Crime drops in US despite recession
U.S. law enforcement agencies are reporting a surprising drop in crime last year, with homicide rates in some major cities plunging to levels not seen in four decades, despite a deep and prolonged recession.
The FBI’s latest nationwide figures show that violent crime for the United States as a whole declined by 4.4 percent in the first half of 2009, compared with the first half of 2008, led by a 10 percent drop in murders.
Falling crime in urban centers such as New York, Chicago, Dallas and Los Angeles, coinciding with the worst economic slump since the 1930s, is challenging long-held social theories linking lawlessness to joblessness.
Experts say much of the credit for lower crime likely goes to proactive law enforcement strategies in which police quickly boost their presence in selected urban areas to deter would-be bad guys, using real-time analysis of street intelligence.
Scholars also suggest that the recession itself, contrary to conventional wisdom, could mute crime as rising unemployment keeps more people at home, where they are more apt to avoid trouble and look out for others as community guardians.
“If they are at home, that means more eyes on the street, and more eyes on neighbors’ property,” said Richard Rosenfeld, a criminology professor at the University of Missouri, St.
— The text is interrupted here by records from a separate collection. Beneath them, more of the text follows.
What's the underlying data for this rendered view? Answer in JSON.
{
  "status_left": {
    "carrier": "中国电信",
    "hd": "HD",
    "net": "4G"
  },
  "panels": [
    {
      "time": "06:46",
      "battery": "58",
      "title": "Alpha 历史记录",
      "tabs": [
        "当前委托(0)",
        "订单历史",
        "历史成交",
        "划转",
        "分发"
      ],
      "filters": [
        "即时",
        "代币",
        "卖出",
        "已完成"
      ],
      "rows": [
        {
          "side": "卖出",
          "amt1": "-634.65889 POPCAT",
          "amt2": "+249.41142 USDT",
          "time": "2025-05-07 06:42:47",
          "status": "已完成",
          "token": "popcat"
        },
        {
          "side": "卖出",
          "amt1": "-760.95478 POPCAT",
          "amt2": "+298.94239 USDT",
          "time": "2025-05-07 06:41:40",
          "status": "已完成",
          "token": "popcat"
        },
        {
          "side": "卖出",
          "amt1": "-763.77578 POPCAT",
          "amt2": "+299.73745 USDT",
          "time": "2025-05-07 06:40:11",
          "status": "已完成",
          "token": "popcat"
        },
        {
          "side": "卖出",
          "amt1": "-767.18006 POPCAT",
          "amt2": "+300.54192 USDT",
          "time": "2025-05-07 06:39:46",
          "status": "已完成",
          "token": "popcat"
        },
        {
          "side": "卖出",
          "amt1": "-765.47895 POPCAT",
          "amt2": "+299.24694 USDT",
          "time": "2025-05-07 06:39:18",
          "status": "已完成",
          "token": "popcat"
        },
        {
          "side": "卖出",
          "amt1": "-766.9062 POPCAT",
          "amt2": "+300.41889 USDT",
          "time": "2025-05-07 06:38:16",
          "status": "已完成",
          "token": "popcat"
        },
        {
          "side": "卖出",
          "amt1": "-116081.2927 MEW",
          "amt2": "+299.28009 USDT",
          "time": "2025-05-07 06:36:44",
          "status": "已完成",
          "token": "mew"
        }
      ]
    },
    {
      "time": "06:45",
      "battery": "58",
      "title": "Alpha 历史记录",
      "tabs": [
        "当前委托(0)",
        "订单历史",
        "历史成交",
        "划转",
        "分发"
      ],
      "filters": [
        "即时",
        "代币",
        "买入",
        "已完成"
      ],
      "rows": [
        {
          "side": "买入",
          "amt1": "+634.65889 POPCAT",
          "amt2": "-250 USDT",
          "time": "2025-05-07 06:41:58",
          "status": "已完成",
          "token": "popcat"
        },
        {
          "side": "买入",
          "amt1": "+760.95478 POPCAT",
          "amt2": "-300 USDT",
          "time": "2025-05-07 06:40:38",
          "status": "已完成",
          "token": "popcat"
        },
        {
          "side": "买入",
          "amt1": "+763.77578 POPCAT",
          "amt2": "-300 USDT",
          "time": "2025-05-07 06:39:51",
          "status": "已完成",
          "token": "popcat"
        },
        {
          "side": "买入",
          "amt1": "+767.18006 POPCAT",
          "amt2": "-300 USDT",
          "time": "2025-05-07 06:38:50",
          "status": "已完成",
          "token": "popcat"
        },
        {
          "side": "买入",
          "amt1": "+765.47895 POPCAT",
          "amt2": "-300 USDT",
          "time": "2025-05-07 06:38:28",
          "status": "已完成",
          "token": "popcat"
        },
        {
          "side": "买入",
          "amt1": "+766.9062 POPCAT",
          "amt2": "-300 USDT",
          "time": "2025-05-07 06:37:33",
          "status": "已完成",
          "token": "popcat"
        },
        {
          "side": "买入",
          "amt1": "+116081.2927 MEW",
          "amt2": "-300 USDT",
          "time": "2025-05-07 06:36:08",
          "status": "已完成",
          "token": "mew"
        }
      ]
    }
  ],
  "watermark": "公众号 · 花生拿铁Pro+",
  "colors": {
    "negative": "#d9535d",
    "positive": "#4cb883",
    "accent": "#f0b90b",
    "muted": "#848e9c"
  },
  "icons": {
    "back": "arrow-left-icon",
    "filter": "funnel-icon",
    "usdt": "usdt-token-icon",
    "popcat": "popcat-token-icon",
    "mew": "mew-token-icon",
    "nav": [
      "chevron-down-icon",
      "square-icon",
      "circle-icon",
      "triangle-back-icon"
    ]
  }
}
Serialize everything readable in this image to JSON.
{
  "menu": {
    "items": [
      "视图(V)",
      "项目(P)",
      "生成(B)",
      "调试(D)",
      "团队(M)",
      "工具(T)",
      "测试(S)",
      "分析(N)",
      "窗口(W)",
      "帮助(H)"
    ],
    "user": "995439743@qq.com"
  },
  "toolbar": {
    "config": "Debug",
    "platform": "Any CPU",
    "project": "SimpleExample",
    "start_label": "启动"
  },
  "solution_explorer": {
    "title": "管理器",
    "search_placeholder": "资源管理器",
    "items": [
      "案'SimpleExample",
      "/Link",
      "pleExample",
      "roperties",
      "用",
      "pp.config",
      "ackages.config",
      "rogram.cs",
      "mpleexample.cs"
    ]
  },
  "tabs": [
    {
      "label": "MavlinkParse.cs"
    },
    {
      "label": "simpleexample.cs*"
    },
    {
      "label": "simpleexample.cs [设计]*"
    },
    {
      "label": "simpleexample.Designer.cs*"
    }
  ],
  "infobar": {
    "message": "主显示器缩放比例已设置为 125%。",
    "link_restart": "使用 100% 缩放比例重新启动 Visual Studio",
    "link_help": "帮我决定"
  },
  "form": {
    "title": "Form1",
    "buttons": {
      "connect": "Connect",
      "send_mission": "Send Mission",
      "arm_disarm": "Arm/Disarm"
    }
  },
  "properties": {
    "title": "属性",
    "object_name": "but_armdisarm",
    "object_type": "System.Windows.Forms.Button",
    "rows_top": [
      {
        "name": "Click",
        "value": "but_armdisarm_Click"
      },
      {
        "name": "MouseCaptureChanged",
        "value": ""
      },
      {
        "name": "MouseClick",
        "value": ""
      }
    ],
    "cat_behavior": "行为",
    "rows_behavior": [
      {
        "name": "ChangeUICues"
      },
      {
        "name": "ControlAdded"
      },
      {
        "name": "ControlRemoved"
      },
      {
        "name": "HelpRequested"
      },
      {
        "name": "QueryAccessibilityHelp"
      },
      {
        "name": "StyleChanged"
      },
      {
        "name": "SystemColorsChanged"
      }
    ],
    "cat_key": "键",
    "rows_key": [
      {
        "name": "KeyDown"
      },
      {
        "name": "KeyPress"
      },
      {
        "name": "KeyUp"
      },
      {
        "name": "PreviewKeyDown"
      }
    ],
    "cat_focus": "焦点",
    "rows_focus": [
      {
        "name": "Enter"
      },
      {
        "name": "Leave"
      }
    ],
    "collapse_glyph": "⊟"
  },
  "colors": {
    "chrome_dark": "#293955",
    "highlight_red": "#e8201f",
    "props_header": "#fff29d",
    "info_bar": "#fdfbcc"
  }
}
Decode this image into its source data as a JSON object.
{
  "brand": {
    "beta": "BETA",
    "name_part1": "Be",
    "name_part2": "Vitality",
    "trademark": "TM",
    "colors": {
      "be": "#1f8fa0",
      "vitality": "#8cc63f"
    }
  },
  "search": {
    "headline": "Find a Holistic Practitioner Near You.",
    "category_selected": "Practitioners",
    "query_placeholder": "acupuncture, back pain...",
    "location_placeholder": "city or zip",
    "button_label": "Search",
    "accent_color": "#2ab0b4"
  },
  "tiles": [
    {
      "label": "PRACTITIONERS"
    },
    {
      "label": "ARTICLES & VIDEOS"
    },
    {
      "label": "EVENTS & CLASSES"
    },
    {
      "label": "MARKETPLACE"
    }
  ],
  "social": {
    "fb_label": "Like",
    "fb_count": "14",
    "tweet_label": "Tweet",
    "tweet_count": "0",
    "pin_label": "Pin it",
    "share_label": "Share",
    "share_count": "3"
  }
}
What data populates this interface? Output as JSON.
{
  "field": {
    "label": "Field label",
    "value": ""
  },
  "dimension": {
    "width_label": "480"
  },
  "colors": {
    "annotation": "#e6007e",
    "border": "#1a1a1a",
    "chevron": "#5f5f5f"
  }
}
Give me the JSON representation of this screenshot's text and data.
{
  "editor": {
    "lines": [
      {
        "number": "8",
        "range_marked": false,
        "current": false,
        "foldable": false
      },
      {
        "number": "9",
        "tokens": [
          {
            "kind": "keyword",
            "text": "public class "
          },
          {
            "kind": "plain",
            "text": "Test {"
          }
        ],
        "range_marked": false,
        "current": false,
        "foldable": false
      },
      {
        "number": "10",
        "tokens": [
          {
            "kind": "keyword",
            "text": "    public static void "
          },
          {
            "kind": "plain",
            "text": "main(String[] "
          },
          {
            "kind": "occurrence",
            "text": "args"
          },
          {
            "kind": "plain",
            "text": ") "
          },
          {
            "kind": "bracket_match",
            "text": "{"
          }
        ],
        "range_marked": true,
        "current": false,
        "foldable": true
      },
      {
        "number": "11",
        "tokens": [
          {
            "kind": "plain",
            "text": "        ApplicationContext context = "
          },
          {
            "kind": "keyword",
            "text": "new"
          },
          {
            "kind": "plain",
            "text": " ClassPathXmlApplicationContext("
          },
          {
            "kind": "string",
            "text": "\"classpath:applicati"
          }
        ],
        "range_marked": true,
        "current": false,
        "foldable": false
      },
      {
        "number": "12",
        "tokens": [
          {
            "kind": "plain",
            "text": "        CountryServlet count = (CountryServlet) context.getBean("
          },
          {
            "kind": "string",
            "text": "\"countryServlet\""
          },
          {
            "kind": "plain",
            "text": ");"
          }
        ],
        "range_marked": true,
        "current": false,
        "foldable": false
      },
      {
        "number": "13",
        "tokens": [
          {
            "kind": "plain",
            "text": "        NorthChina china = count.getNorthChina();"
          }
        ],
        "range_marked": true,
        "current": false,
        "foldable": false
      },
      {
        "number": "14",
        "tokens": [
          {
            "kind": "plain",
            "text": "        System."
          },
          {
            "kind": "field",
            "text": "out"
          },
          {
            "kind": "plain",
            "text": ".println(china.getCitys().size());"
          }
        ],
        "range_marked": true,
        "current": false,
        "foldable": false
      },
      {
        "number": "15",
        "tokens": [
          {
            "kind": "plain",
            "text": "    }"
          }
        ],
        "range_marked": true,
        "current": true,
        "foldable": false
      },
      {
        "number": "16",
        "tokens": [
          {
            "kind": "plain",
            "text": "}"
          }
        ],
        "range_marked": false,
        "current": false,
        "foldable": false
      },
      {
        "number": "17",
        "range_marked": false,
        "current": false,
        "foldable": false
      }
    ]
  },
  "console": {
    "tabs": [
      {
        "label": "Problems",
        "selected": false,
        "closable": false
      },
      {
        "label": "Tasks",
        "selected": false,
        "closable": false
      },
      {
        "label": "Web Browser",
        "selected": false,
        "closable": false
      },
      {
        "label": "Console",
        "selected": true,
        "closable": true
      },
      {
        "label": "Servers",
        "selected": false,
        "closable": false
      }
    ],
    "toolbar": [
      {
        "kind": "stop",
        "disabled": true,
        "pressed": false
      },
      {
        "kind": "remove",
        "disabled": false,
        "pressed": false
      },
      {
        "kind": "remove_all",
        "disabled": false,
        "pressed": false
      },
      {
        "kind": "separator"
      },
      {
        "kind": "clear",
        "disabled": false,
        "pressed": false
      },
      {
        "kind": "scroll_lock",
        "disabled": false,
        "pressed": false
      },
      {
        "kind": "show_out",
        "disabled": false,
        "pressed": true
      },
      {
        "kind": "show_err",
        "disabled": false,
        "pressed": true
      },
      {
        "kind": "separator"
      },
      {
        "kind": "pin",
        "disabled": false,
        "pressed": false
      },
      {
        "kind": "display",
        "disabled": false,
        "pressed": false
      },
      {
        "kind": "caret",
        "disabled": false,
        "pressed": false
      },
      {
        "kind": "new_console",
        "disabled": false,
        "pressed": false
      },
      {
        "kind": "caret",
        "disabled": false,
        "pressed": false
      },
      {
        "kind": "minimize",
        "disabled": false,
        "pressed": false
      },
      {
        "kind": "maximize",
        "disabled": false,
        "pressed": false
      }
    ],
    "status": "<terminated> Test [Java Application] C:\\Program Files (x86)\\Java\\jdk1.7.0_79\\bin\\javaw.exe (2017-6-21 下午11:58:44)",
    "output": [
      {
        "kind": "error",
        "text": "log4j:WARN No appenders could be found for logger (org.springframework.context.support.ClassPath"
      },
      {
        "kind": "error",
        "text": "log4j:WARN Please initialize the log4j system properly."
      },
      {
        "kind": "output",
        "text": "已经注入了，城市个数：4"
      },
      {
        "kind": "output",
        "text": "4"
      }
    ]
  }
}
Louis, and president of the American Society of Criminology.
With less income at their disposal, people also venture out less frequently to nightspots during times of economic distress, leaving them less likely to engage in criminal behavior or to become victims of crime, he added.
“What we’re seeing now represents something of a break in pattern from the historical connection between crime increases and economic downturns,” Rosenfeld said.
CRIME WAVE IN REVERSE
Year-end statistics from the largest U.S. cities defy the predictions of many police commanders who braced for a crime wave they expected to be unleashed by the recession, rising home foreclosures and social despair.
Last year turned out to be the safest on record in New York City, with the murder rate in the nation’s biggest metropolis plunging to its lowest level since the city began gathering comparable data in the early 1960s.
Crime overall was down about 11 percent in New York and off 12 percent Chicago. The number of murders in Dallas fell for a second straight year in 2009 to its lowest mark since 1967.
Los Angeles, the second-most populous U.S. city, posted its lowest crime rate in about 50 years, with violent crimes including homicide dropping nearly 11 percent from 2008 levels and property crimes down 8 percent for the same period. Homicides alone in Los Angeles dropped by 18 percent.
“It’s inexplicable why these crime numbers are so good, except for one thing — cops count. Effective policing matters,” the new Los Angeles Police Chief Charlie Beck told a news conference on Wednesday.
In particular he pointed to gains made in curbing violent crimes among the city’s notorious street gangs.
Some experts argue that while some past economic downturns may have coincided with higher crime rates, there was little or no causal relationship between the two, and that the latest statistics help prove their point.
ALCOHOL AND DRUGS
“Big national trends in crime are much more powerfully influenced by things like drug epidemics and huge demographic shifts … than they are by the economy,” said David Kennedy, director of the Center for Crime Prevention and Control at John Jay College of Criminal Justice in New York.
He cited the era of U.S. alcohol Prohibition during the so-called Roaring ’20s, when organized crime controlled bootlegging, followed by the Great Depression of the 1930s.
“The era of Prohibition was one of tremendous economic prosperity, accompanied by unprecedented levels of violent crime because of the issues associated with the illicit market for alcohol,” Kennedy said. “The country got rid of Prohibition, which got rid of those illicit market issues, entered into the Great Depression, and crime plummeted.”
Conversely, crime waves that coincided with tough times had more to do with spikes in the illegal drug trade that accompanied them, such as the “crack” cocaine epidemic of the late 1980s and early 1990s, Kennedy said.
But Rosenfeld insisted that the influence of economic factors cannot be entirely discounted.
He said closer examination of the 1930s reveals that many of the New Deal policies instituted by President Franklin Roosevelt helped blunt some of the deprivations that might otherwise have produced rising crime during the Depression.
In a similar vein, Rosenfeld said the extension of U.S. unemployment benefits under President Barack Obama’s economic stimulus package may have helped keep crime in check.
However, he warned that gains made by police could be lost if the recession persists for too long, leading to cutbacks in public safety at the local government level.